Trionfo alla vigilia del Centenario (nel 2022 il Chieti celebrerà il secolo di vita). Sono i dati statistici a testimoniare la netta superiorità del Chieti e la piena legittimità della promozione: dieci successi e due pareggi, nessuna sconfitta, in trasferta la squadra neroverde ha sempre vinto (sei su sei). Ha l’attacco e la difesa migliori (26 reti realizzate, 4 quelle subite). Undici marcatori diversi: Rodia e Spadafora (5), Fabrizi (4), Galli (3), Pietrantonio (2), Mariani (2), Verna, Ikramellah, Consorte, Filosa e Farindolini (1 gol a testa). Il lungo elenco dei neroverdi andati a segno è il segno della qualità del gruppo che il tecnico Alessandro Lucarelli ha avuto a disposizione. L’allenatore avezzanese ha conquistato la terza promozione della carriera, è ormai chiamato “mister Eccellenza” avendo vinto il massimo campionato regionale prima con l’Avezzano e per due volte alla guida del Chieti, nel 2018-19 (quando poi non venne confermato e fu un grave errore) e ora nel 2020-21. Lucarelli considera questo suo successo professionale <il più importante, perché il più difficile avendo avuto pochissimo tempo a disposizione sia per l’allestimento dell’organico sia per la preparazione in vista della ripresa dell’attività>.

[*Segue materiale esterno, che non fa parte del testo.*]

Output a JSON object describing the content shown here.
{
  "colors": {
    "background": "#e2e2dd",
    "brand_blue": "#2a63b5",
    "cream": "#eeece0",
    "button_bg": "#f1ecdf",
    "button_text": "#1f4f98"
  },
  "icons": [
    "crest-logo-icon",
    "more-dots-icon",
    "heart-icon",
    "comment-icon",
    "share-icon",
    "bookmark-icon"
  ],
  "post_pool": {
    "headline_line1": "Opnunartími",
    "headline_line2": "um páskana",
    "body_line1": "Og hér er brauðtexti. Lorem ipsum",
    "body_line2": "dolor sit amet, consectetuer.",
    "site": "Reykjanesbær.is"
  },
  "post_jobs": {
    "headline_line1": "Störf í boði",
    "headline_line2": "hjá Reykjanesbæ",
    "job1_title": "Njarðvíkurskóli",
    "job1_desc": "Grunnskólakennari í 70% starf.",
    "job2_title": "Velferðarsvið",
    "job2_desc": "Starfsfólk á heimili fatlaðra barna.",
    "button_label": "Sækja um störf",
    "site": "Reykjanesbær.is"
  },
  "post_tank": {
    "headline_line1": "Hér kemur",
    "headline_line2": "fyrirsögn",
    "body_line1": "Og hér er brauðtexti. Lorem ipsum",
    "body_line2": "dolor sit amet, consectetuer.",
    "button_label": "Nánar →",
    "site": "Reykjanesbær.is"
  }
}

Vediamo chi sono i protagonisti dell’impresa. In cima alla piramide ci sono il patron Giulio Trevisan e il presidente Antonio Mergiotti. Braccio operativo il direttore generale e sportivo Antonio Paciarella. Ecco gli altri che svolgono un prezioso lavoro in società o per la squadra. Maria Grazia Malatesta è consigliere del club. Nicola Di Giovanni segretario sportivo e responsabile dell’area comunicazione (che ringraziamo per il quotidiano impegno con cui agevola il lavoro di quanti operano nel settore dell’informazione). Giacomo “Mino” Ianieri è ora il dirigente accompagnatore (con voce importante in ambito sanitario e fisioterapico). Amos Tucci è social media manager, Alessandro Mancinelli cura i rapporti con la tifoseria.
Alessandro Lucarelli (1973) allenatore alla sua seconda promozione sulla panchina del Chieti. Dall’iniziale 4-3-3 ha cambiato sistema di gioco optando per il 3-5-2 che si è rivelato vincente. Il suo staff comprende i due collaboratori tecnici Paolo D’Ercole e Stefano Di Crescenzo. I preparatori atletici Paolo Cieri e Marco Maselli, il preparatore dei portieri Gianluca Tuccella, il match analyst Simone Masciarelli e il mental coach Celestino Natale che è diventato elemento di primo piano nell’organigramma. Staff sanitario: dottor Raffaele Di Vito, giunto al Chieti in primavera, una vita al servizio dello sport teatino. Fisioterapisti Antonio Colacicco e Fabio Di Federico. Staff organizzativo: Stefano Di Francesco (addetto al materiale tecnico) e Patrizia D’Andrea (addetta alla lavanderia).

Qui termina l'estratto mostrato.